By regarding the molecular complexity of LTP as more of a headache than a reality, Sanes and Lichtman have missed the importance of a wonderful new tool; the computer. Over the past 5 years, the computing power available on a desktop has skyrocketed. Consequently, it is now possible to create simulations of complex biological pathways of a size that would have overwhelmed desktop computers a few years ago. Biochemists are notoriously skeptical of computer models of large metabolic pathways and with good reason. In the past, many such models have incorporated so many arbitrary variables that the resulting simulations often bore little resemblance to experimental reality. The task now is to develop efficient programming methods, gather appropriate quantitative data to plug into the simulations, and finally, to devise appropriate and efficient experimental tests of different simulations. A number of groups have already begun assembling programming methods (Weng et al. 1999). One effort that seems especially promising for simulating synaptic transmission and signal transduction in a spine is based on a program originally conceived and written in the Salpeter laboratory at Cornell University (Bartol et al. 1991; Stiles et al. 1996); the recently expanded and newly termed MCell (T. Bartol, J. Stiles, T. Sejnowski, M. Salpeter, E. Salpeter, unpubl.;www.mcell.cnl.salk.edu). However, devising appropriate experimental tests of complex simulations will be particularly important because it will provide the means to trim away inappropriate models and home in on those that simulate real biological systems. The experimental tests will need to examine both the predicted biochemical network and the predicted synaptic output. Thus, they will likely incorporate temporal and spatial measurements of reaction points in the biochemical network, such as fluctuations in calcium concentration and phosphorylation of particular proteins, as well as electrophysiological measurements of synaptic output.
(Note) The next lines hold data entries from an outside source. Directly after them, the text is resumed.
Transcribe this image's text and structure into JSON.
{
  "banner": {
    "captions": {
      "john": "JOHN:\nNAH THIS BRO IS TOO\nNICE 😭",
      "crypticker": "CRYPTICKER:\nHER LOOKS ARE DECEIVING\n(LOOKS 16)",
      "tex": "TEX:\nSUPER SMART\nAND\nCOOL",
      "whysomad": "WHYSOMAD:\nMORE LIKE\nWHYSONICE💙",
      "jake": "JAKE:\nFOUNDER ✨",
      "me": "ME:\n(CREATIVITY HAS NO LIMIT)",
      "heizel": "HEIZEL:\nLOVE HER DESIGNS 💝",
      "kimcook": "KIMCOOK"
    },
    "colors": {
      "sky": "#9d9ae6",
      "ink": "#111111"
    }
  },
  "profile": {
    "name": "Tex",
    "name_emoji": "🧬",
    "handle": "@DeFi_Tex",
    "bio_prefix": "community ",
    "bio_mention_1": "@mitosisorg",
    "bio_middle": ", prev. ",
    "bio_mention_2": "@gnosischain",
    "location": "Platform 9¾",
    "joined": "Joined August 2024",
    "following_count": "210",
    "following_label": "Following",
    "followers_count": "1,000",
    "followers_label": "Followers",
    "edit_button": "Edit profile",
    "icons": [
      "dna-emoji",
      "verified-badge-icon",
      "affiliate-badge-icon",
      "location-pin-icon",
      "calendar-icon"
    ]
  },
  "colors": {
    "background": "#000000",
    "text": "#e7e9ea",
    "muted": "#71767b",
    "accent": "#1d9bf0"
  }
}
The tone of the Sanes and Lichtman article seemed ultimately pessimistic to me. However, I don't feel pessimistic at all about the future of molecular studies of synaptic plasticity. To quote Bray (1997), one of the pioneers in analysis of complex signal transduction, “The data are accumulating and the computers are humming. What we lack are the words, the grammar, and the syntax of the new language.” We have nearly assembled all of the words, now it's on to the grammar and the syntax.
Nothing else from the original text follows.